Here are three takeaways from the United Center …
1. First Goal Still Eludes Blackhawks
The Blackhawks thought they had scored the game’s first goal for just the fifth time this season, but a video review denied them. Just over six minutes into the game, Andreas Athanasiou tipped home a feed from Patrick Kane, only to have his goal taken off the board following a very brief coach’s challenge.
After a mid-first-period penalty kill, the top two lines produced some scoring chances, including another great look by Athanasiou set up by Kane, but they couldn’t get one past Connor Hellebuyck. Moments later, Jansen Harkins put one over a sprawled-out Petr Mrazek to give the Jets a 1-0 lead. This was the eighth game in a row where the Blackhawks surrendered the first goal of the game and the 17th time out of 21 games.
2. Losing the Special Teams Battle
When these two squads got together in Winnipeg back on Nov. 5, special teams were where the game was decided. The Jets scored three power-play goals and one shorthanded in a 4-0 victory. Head coach Luke Richardson knew this was an important battle to win heading into tonight’s contest.

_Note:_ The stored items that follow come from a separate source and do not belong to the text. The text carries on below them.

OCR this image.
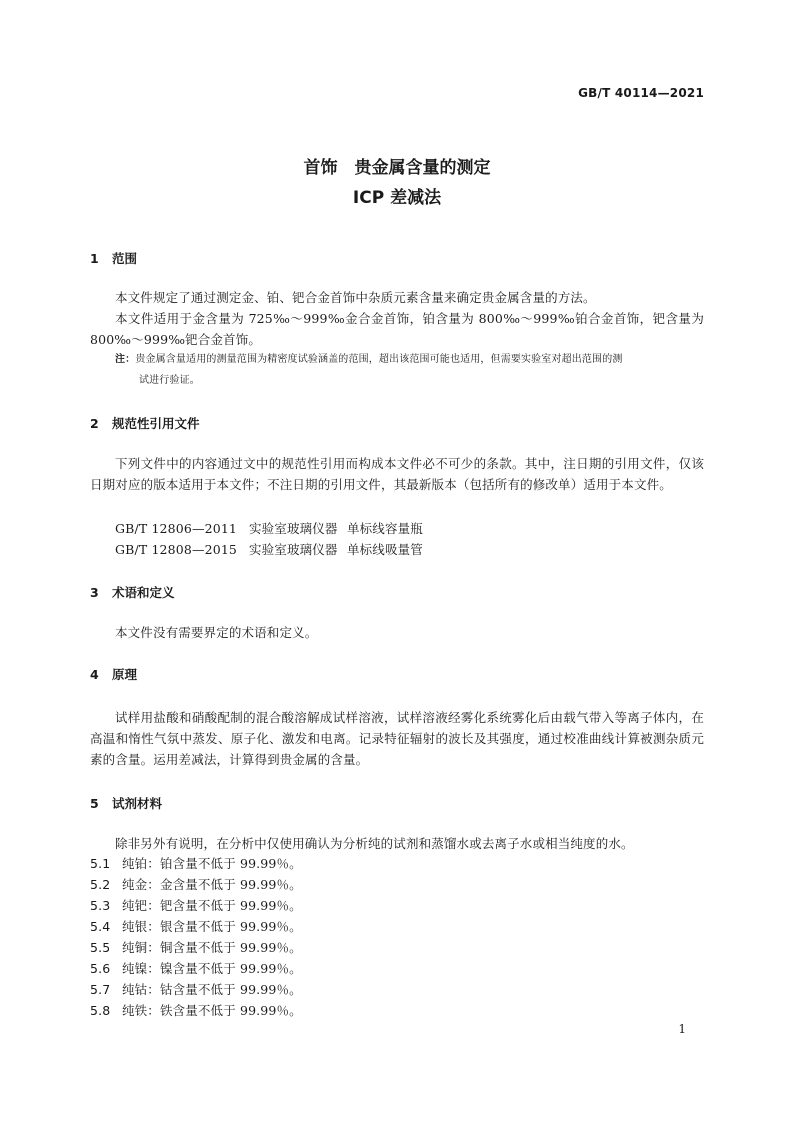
GB/T 40114—2021
首饰　贵金属含量的测定
ICP 差减法
1 范围
本文件规定了通过测定金、铂、钯合金首饰中杂质元素含量来确定贵金属含量的方法。
本文件适用于金含量为 725‰～999‰金合金首饰，铂含量为 800‰～999‰铂合金首饰，钯含量为 800‰～999‰钯合金首饰。
注：贵金属含量适用的测量范围为精密度试验涵盖的范围，超出该范围可能也适用，但需要实验室对超出范围的测
试进行验证。
2 规范性引用文件
下列文件中的内容通过文中的规范性引用而构成本文件必不可少的条款。其中，注日期的引用文件，仅该日期对应的版本适用于本文件；不注日期的引用文件，其最新版本（包括所有的修改单）适用于本文件。
GB/T 12806—2011 实验室玻璃仪器 单标线容量瓶
GB/T 12808—2015 实验室玻璃仪器 单标线吸量管
3 术语和定义
本文件没有需要界定的术语和定义。
4 原理
试样用盐酸和硝酸配制的混合酸溶解成试样溶液，试样溶液经雾化系统雾化后由载气带入等离子体内，在高温和惰性气氛中蒸发、原子化、激发和电离。记录特征辐射的波长及其强度，通过校准曲线计算被测杂质元素的含量。运用差减法，计算得到贵金属的含量。
5 试剂材料
除非另外有说明，在分析中仅使用确认为分析纯的试剂和蒸馏水或去离子水或相当纯度的水。
5.1 纯铂：铂含量不低于 99.99％。
5.2 纯金：金含量不低于 99.99％。
5.3 纯钯：钯含量不低于 99.99％。
5.4 纯银：银含量不低于 99.99％。
5.5 纯铜：铜含量不低于 99.99％。
5.6 纯镍：镍含量不低于 99.99％。
5.7 纯钴：钴含量不低于 99.99％。
5.8 纯铁：铁含量不低于 99.99％。
1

“Staying out of the box,” he said, was a major key to victory after the morning skate. “We learned that lesson last game against them. I know their numbers aren’t great on the power play. They just haven’t been connecting. We watched some video, and they’ve been very dangerous.”
The Blackhawks killed off their lone first-period penalty, a Jack Johnson tripping call, but allowed a 5-on-3 goal in the middle frame. Seth Jones was called for a questionable tripping penalty while the Blackhawks were on the power play. Nine seconds later, Caleb Jones joined his brother in the box after a hooking infraction. Kyle Connor scored on the two-man advantage to kill the momentum gained from Taylor Raddysh’s sixth goal of the season, scored minutes earlier. Sound familiar?
Jujhar Khaira scored the first power-play goal of his career late in the second period. He now has one more power-play goal on the season than Patrick Kane. That’s a problem.
Winnipeg added a second power-play goal late in the game as Reese Johnson looked on from the box while serving a roughing penalty.
The Blackhawks did stay out of the box, for the most part. They gave the Jets just four power-play chances on the night. I’m sure Richardson would take that every game. The bigger problem is getting owned at 5v5. At full strength, the Jets finished with a 33-19 advantage in shots on goal and 50-35 in shot attempts.
3. Connor Hellebuyck Remains a Tough Nut to Crack
Winnipeg netminder Connor Hellebuyck has become a perennial Vezina Trophy finalist. He might be the best goaltender in hockey that nobody talks about. The Blackhawks sure know all about him, as he has had their number during his career.
Entering Sunday’s contest, Helleybuck was 13-7-0 versus the Blackhawks with a .921 save percentage, 2.41 goals-against average, and one shutout. That shutout came earlier this year when he stopped all 30 shots in a 4-0 win. The eight-year veteran’s 14 wins against Chicago are the most against any NHL team.